In "Dream Drawings: Configurations of a Timeless Kind," Momaday's newest collection, poetry, fiction, essays and scholarly research are juxtaposed with selected sketches in black and white, words and pictures on a page that live and breathe as they are read. This genre-blending expression of Momaday's love of language, dreams and the creative process is simultaneously playful, childlike, ageless and timeless.

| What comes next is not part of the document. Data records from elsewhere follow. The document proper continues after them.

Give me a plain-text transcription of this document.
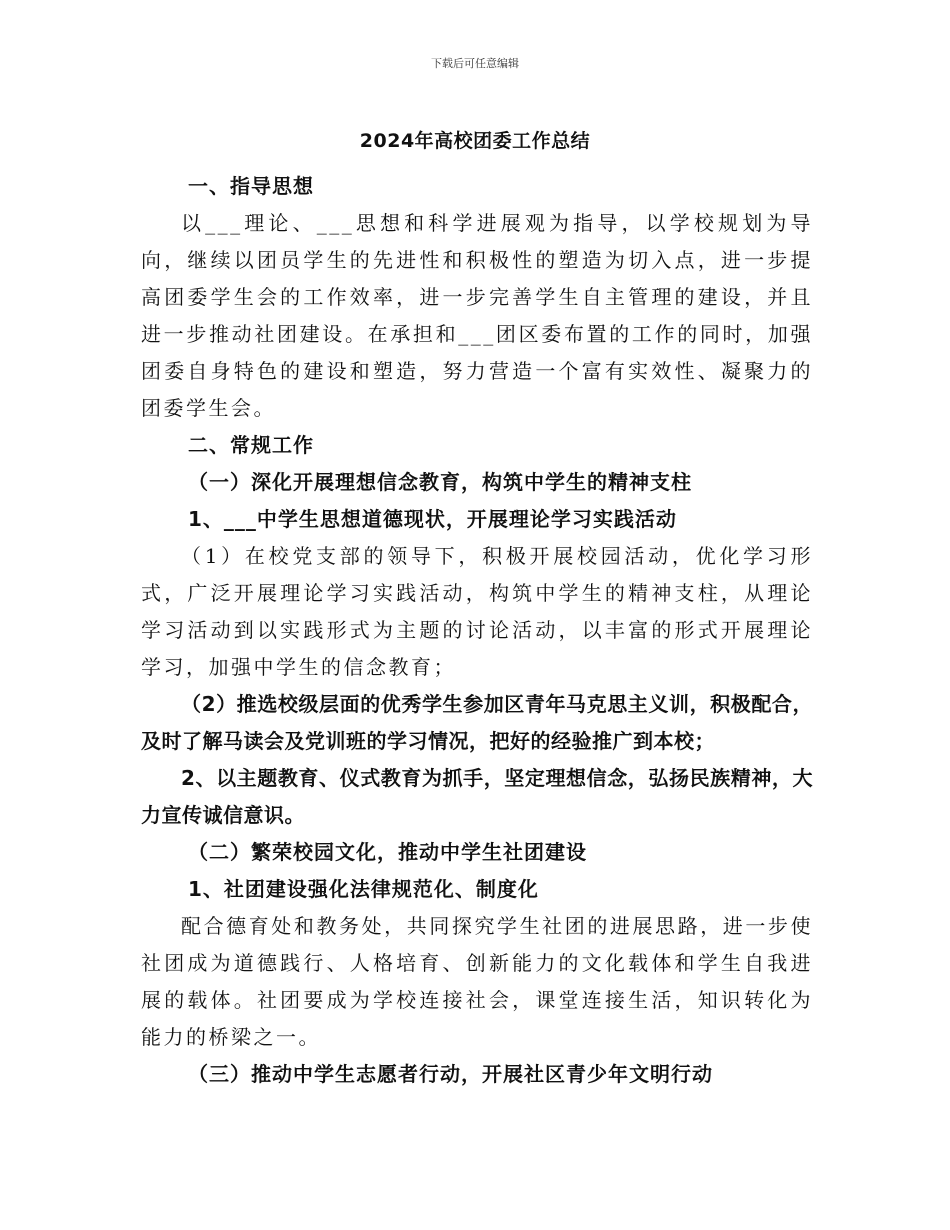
下载后可任意编辑
2024年高校团委工作总结

一、指导思想

以___理论、___思想和科学进展观为指导，以学校规划为导向，继续以团员学生的先进性和积极性的塑造为切入点，进一步提高团委学生会的工作效率，进一步完善学生自主管理的建设，并且进一步推动社团建设。在承担和___团区委布置的工作的同时，加强团委自身特色的建设和塑造，努力营造一个富有实效性、凝聚力的团委学生会。

二、常规工作

（一）深化开展理想信念教育，构筑中学生的精神支柱

1、___中学生思想道德现状，开展理论学习实践活动

（1）在校党支部的领导下，积极开展校园活动，优化学习形式，广泛开展理论学习实践活动，构筑中学生的精神支柱，从理论学习活动到以实践形式为主题的讨论活动，以丰富的形式开展理论学习，加强中学生的信念教育；

（2）推选校级层面的优秀学生参加区青年马克思主义训，积极配合，及时了解马读会及党训班的学习情况，把好的经验推广到本校；

2、以主题教育、仪式教育为抓手，坚定理想信念，弘扬民族精神，大力宣传诚信意识。

（二）繁荣校园文化，推动中学生社团建设

1、社团建设强化法律规范化、制度化

配合德育处和教务处，共同探究学生社团的进展思路，进一步使社团成为道德践行、人格培育、创新能力的文化载体和学生自我进展的载体。社团要成为学校连接社会，课堂连接生活，知识转化为能力的桥梁之一。

（三）推动中学生志愿者行动，开展社区青少年文明行动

The 100 poems and short sketches in this collection — of encounters with other human beings and the creatures and terrains of the Earth; of Momaday's memories and tribal histories and sacred stories; of happenings in the world, past and present; and the deep spiritual pondering by an Indigenous man who has observed and thought about these things with the growing wisdom that comes with decades of life on the layered storyforming of tangibles and intangibles — are as simple and complex as our collective existence.
Each is a small gem, a glass seed that is part of the pattern on a piece of Native beadwork: By itself it has its own character and texture, its own beauty and completeness. Woven or sewn into the pattern created by the artist, the individual beads together anchor the art and become the design that tells the larger story.
"Dream Drawings" can be read straight through, from beginning to end, in much the same way that a piece of beadwork is constructed and the intricacies of the pattern become a design that is whole. Reread and treasured, the book can be kept chairside, or bedside and a piece that has become the favorite of the day or minute revisited.
This reviewer may read first, each time, the loving profundity of "To a Child This Gift" and then randomly page back and forth with N. Scott Momaday, whose voice will be in each and every lyrical configuration of words.